When finetuning a model with a bunch of exemplar messages, do all the messages need to be absolutely perfect, or will the occasional slip in format etc be overlooked by the model as long as they don’t appear too often?
Currently working with this problem too, I think my strategy is going to be to find a hundred or so GOOD examples, and then see how the finetuned model does on a small sampleset. My idea will be to just iterate until I get something satisfactory…
I’m not sure what your doing with your data/model post finetuning but a general rule of thumb is the average of the data will determine the best performance of your finetuned model
What does the “occasional” or “too often” mean in this context? What if the model tries to identify patterns where future slip ups are expected?
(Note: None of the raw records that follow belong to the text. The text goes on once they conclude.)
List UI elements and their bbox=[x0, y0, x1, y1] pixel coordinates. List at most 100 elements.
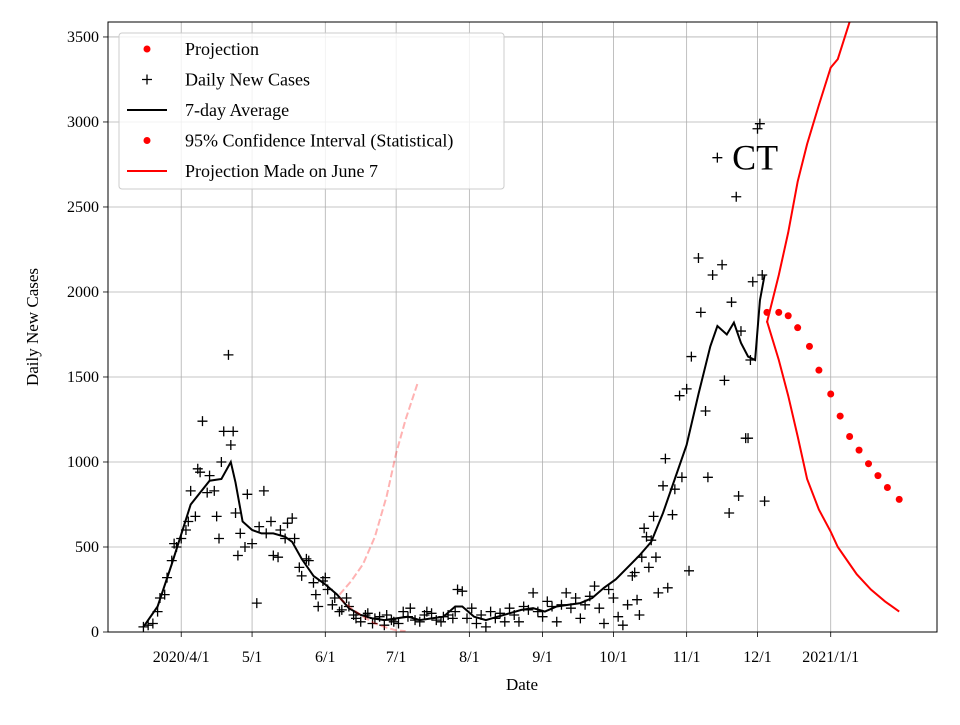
case-point bbox=[343, 601, 354, 612]
case-point bbox=[542, 596, 553, 607]
case-point bbox=[334, 606, 345, 617]
case-point bbox=[329, 592, 340, 603]
projection-point bbox=[815, 366, 823, 374]
case-point bbox=[658, 480, 669, 491]
projection-point bbox=[805, 342, 813, 350]
case-point bbox=[414, 616, 425, 627]
case-point bbox=[504, 603, 515, 614]
case-point bbox=[214, 533, 225, 544]
case-point bbox=[667, 509, 678, 520]
case-point bbox=[242, 489, 253, 500]
x-tick-label: 2021/1/1 bbox=[802, 649, 859, 666]
case-point bbox=[653, 587, 664, 598]
case-point bbox=[367, 618, 378, 629]
projection-point bbox=[895, 495, 903, 503]
case-point bbox=[707, 269, 718, 280]
case-point bbox=[759, 496, 770, 507]
y-tick-label: 1000 bbox=[67, 454, 99, 471]
case-point bbox=[296, 570, 307, 581]
case-point bbox=[202, 487, 213, 498]
case-point bbox=[702, 472, 713, 483]
case-point bbox=[648, 511, 659, 522]
case-point bbox=[537, 611, 548, 622]
case-point bbox=[712, 152, 723, 163]
legend-label: Daily New Cases bbox=[185, 70, 310, 90]
case-point bbox=[313, 601, 324, 612]
case-point bbox=[355, 616, 366, 627]
x-axis-label: Date bbox=[506, 675, 538, 694]
case-point bbox=[294, 562, 305, 573]
case-point bbox=[393, 618, 404, 629]
case-point bbox=[239, 541, 250, 552]
case-point bbox=[643, 562, 654, 573]
case-point bbox=[662, 582, 673, 593]
case-point bbox=[147, 618, 158, 629]
case-point bbox=[686, 351, 697, 362]
y-tick-label: 2500 bbox=[67, 199, 99, 216]
case-point bbox=[684, 565, 695, 576]
case-point bbox=[450, 606, 461, 617]
case-point bbox=[268, 550, 279, 561]
case-point bbox=[447, 613, 458, 624]
case-point bbox=[230, 507, 241, 518]
case-point bbox=[594, 603, 605, 614]
case-point bbox=[700, 405, 711, 416]
case-point bbox=[617, 620, 628, 631]
case-point bbox=[336, 604, 347, 615]
case-point bbox=[632, 594, 643, 605]
case-point bbox=[724, 507, 735, 518]
case-point bbox=[747, 276, 758, 287]
case-point bbox=[223, 349, 234, 360]
x-tick-label: 5/1 bbox=[242, 649, 262, 666]
x-tick-label: 7/1 bbox=[386, 649, 406, 666]
case-point bbox=[228, 426, 239, 437]
case-point bbox=[327, 599, 338, 610]
band-line bbox=[338, 383, 419, 596]
case-point bbox=[235, 528, 246, 539]
case-point bbox=[405, 603, 416, 614]
case-point bbox=[254, 521, 265, 532]
projection-point bbox=[784, 312, 792, 320]
projection-point bbox=[775, 308, 783, 316]
case-point bbox=[211, 511, 222, 522]
case-point bbox=[676, 472, 687, 483]
case-point bbox=[629, 567, 640, 578]
case-point bbox=[381, 609, 392, 620]
x-tick-label: 8/1 bbox=[459, 649, 479, 666]
y-tick-label: 2000 bbox=[67, 284, 99, 301]
case-point bbox=[561, 587, 572, 598]
case-point bbox=[303, 555, 314, 566]
case-point bbox=[754, 118, 765, 129]
case-point bbox=[289, 533, 300, 544]
case-point bbox=[674, 390, 685, 401]
case-point bbox=[471, 618, 482, 629]
case-point bbox=[752, 123, 763, 134]
case-point bbox=[421, 606, 432, 617]
case-point bbox=[195, 467, 206, 478]
case-point bbox=[622, 599, 633, 610]
case-point bbox=[275, 524, 286, 535]
case-point bbox=[436, 616, 447, 627]
x-tick-label: 6/1 bbox=[315, 649, 335, 666]
y-tick-label: 3500 bbox=[67, 29, 99, 46]
case-point bbox=[485, 606, 496, 617]
case-point bbox=[258, 485, 269, 496]
case-point bbox=[282, 518, 293, 529]
case-point bbox=[341, 592, 352, 603]
case-point bbox=[528, 587, 539, 598]
case-point bbox=[499, 616, 510, 627]
x-tick-label: 9/1 bbox=[532, 649, 552, 666]
case-point bbox=[247, 538, 258, 549]
case-point bbox=[570, 592, 581, 603]
case-point bbox=[197, 416, 208, 427]
case-point bbox=[532, 606, 543, 617]
case-point bbox=[681, 383, 692, 394]
case-point bbox=[218, 426, 229, 437]
legend-label: Projection bbox=[185, 39, 259, 59]
case-point bbox=[461, 613, 472, 624]
case-point bbox=[232, 550, 243, 561]
x-tick-label: 12/1 bbox=[743, 649, 771, 666]
case-point bbox=[457, 586, 468, 597]
case-point bbox=[452, 584, 463, 595]
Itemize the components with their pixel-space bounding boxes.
In general: high quality data leads to high quality results. It has also been shown that you can reduce the sample size if the data quality is high enough.
Expand the sample size and you may be able to make up for some of the errors but the result will never be optimal.
If you are ok with “ok” results, then go for it.
You can try the following:
Start a new fine-tuning job with perfect data and a relatively small data sample.
Then evaluate the results for benchmarking.
Proceed to train the fine-tuned model with a mixed set of good and contaminated data, evaluate again and compare to your benchmark.
What do you think the conclusion will be?
Yeh that’s kinda along my line of thought. Another thing I was wondering was whether finetuned models would be able to adapt to new functions being added to their tools further down the line?